Announcing an extra $150million of funding from The Bill & Melinda Gates Foundation to help speed the development of treatments, vaccines and public health measures to tackle the new coronavirus outbreak, Melinda Gates said the WHO was ‘exactly the organization that can deal with this pandemic.’

‘De-funding the WHO makes absolutely no sense during a pandemic. We need a global coordinated response,’ Melinda Gates told Reuters.

‘When you’re in a crisis like this, it’s all hands on deck.’

The Gates Foundation is the second largest donor to the WHO behind the United States. 

Melinda Gates said earlier that cutting WHO funding in a health crisis was ‘as dangerous as it sounds.’

The WHO’s Director General Tedros Adhanom Ghebreyesus said he regretted Trump’s decision. 

He said the organization was still assessing the impact and would ‘try to fill any gaps with partners.’

The philanthropic Gates Foundation’s new $150million commitment brings its COVID-19 funding for the international response to date to $250million, but Gates said any gap left in the WHO’s funding would be very hard for others to fill.
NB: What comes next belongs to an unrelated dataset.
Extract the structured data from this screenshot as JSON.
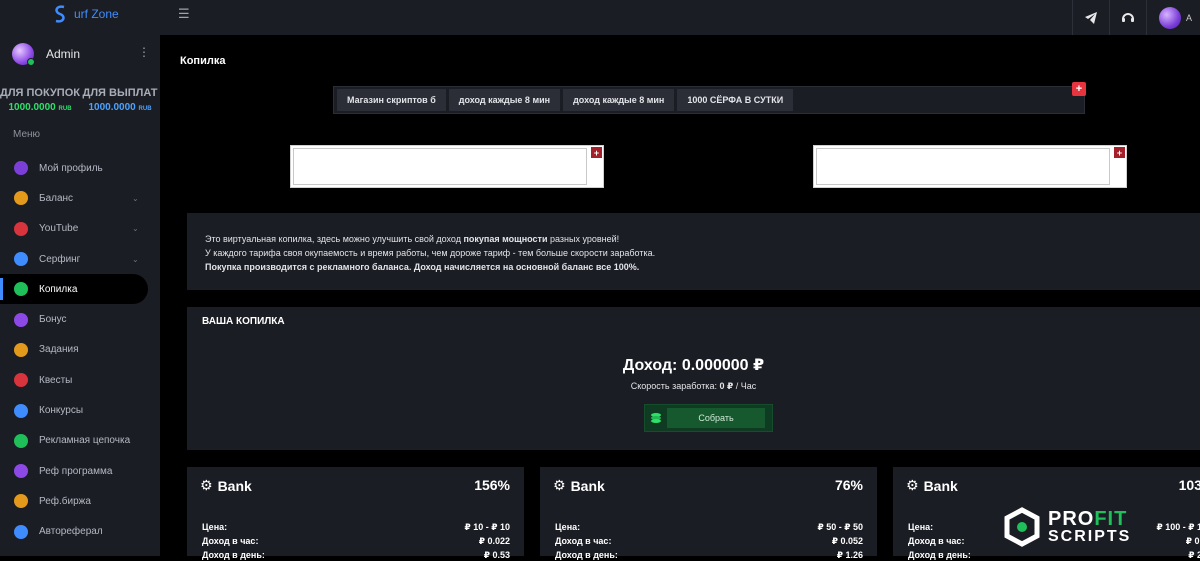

Alongside support for new diagnostics, drugs and vaccines, the Gates money is primarily aimed at helping poorer countries and vulnerable populations handle the oncoming and spreading pandemic and the poverty it will cause.

‘We really as a global community need to address what is now just beginning in African and South Asian countries. We see a huge need, and that’s why we have more than doubled our commitment,’ she said.

Praising what she described as ‘heroic work’ by local leaders and healthcare workers in poorer countries seeking to protect vulnerable communities and slow the spread of COVID-19, Melinda Gates said the world’s response to the pandemic ‘will not be effective unless it is also equitable.’

‘Whenever a health crisis hits like this, it’s the people on the margins that it hits the very most,’ she said. 

‘They’re the ones we need to help to ensure things like cash transfer payments are made and they have access to primary healthcare.’

There are currently no effective vaccines, drugs or other immune system treatments approved to treat COVID-19, the disease caused by the new coronavirus.

The $150 million of extra funding adds to an initial $100 million from the Gates Foundation designed to kick-start scientific and public health projects.

Gates said the Foundation is backing eight projects seeking potential solutions for COVID-19 vaccine development and has co-funded enhanced virus detection capacity in Africa as well as contributing to the response in China.